SWAN: "Coniunctio" (part one)
“Why SWAN?” I am asked. When a certain kind of image comes to the artist, she responds. The image impresses upon a receptive intellect the way intuition does: unbidden and on its own accord. Devoid of clever witticisms or conceptualizations, the image beckons attention for different reasons altogether. Archetypal in nature, SWAN offers a portal; embracing the call, the artist brings to light what resonates for this time. Why SWAN? For all of the known and unknown reasons the image itself evokes: qualities and ways of being in the world that desire remembrance.
Over the years, I have identified and attended to a central thought in my work: the empathic response through aesthetic experience. “What,” I have asked myself over and again, “is translating across the chasms, across cultures, across time?” I think is has something to do with particular attentiveness to the danced moment, a perception that life is being lived in this unique manner, that dancing is a way of being. And the dance, a form combining those elements that by chance and by mastery engenders a shattering that renders the aesthetic and empathic moment at once. Being becomes transparent.

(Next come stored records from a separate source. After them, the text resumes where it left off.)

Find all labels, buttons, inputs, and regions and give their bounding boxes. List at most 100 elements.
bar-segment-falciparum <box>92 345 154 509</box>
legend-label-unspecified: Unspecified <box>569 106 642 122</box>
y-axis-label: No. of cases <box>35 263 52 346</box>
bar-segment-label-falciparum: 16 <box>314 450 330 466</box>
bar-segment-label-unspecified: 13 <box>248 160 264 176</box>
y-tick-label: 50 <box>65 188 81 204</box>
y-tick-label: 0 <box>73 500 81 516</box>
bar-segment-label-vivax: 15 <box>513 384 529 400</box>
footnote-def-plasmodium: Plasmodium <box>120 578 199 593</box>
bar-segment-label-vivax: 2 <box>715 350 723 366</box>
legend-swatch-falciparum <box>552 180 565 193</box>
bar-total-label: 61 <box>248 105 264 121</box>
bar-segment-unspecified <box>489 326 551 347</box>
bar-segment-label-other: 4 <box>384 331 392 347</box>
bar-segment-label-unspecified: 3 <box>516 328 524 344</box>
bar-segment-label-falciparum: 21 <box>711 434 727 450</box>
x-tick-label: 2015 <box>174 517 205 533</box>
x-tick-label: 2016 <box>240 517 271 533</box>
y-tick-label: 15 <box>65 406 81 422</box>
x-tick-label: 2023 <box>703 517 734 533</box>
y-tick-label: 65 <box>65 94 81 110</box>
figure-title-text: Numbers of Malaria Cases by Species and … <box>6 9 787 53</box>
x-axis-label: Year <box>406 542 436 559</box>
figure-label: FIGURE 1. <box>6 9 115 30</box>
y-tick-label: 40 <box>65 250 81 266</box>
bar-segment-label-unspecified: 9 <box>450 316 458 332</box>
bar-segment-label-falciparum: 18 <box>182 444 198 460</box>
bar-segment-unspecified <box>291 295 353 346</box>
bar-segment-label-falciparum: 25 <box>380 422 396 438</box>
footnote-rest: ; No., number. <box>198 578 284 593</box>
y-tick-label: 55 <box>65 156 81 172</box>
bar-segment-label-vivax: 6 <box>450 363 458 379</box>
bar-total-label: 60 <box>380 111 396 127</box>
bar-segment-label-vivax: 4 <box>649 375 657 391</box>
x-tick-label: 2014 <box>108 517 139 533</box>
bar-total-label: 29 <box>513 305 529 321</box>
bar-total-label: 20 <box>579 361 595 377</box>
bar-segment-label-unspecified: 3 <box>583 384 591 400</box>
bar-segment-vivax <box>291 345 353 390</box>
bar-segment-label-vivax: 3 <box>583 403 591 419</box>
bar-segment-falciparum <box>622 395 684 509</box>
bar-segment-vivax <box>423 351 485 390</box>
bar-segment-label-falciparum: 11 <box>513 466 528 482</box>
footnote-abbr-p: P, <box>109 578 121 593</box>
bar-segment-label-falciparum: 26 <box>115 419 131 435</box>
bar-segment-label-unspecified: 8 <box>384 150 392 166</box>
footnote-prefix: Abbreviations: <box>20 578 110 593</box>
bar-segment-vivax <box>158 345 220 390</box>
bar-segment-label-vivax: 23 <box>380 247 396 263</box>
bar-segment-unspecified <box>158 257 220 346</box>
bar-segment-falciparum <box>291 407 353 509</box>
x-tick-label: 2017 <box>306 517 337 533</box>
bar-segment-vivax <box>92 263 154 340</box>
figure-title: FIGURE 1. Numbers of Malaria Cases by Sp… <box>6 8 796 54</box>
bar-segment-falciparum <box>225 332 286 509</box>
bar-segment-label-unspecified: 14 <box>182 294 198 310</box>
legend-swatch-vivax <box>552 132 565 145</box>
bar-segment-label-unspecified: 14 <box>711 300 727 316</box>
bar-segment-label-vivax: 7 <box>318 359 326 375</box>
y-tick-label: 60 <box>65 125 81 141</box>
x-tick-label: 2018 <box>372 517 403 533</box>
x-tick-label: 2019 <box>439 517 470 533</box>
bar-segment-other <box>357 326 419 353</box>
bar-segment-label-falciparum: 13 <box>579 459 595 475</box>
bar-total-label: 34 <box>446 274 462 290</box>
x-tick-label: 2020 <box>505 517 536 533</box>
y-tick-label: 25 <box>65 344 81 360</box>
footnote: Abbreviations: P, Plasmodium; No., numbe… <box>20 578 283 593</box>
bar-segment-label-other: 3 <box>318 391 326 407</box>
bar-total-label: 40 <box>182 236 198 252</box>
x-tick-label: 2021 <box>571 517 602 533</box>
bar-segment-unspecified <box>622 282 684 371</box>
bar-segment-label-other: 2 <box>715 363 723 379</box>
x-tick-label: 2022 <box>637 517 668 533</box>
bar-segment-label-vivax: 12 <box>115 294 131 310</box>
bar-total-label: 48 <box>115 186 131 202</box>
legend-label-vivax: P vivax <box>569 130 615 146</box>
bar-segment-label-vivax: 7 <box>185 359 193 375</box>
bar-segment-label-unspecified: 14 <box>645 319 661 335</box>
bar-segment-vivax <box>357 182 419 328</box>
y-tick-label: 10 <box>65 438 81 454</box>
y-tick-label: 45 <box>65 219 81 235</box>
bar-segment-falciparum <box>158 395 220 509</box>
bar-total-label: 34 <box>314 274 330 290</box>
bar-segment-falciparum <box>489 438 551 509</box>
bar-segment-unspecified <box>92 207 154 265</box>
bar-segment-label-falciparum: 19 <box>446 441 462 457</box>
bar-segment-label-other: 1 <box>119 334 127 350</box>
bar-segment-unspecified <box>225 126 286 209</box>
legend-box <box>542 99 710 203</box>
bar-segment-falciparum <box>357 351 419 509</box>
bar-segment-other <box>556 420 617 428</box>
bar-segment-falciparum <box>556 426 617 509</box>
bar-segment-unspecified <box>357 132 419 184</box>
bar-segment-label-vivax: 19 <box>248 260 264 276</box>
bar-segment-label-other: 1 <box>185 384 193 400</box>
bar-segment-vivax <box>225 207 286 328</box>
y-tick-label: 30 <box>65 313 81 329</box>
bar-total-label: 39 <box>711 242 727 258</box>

In my teaching, writing, lectures, doctoral research, labwork, and performances, the problem of empathy—an inquiry addressed by 20th century German scholar Edith Stein—has therefore come to particularize my aesthetic purview. Since childhood, I have been fraught with the struggle to articulate, accurately, the palpable experience of bodily-felt empathy. Looking out at the peopled world through these eyes, I have taken note of feeling a kind of sadness—for the people, and my own: mine for not wanting especially to be in the world, and the people, perhaps for being in the world too much.
The breadth of my work, crystallized through a meditation on a poetics of the body—the felt inferiority of, relationships to, attitudes about, perceptions regarding, feelings for, and the poetic (empathic) possibilities therein—informs this evening’s dance. Performance is communal in the ancient sense of the term; thus my desire is that you exit this portal with an experience that sheds light on something having to do with you—thoughts that this work is an occasion for— perhaps insights into your own bodily being, and by extension, a re-awakened and particularized recognition of the shared and fragile content of all bodies that make up this world.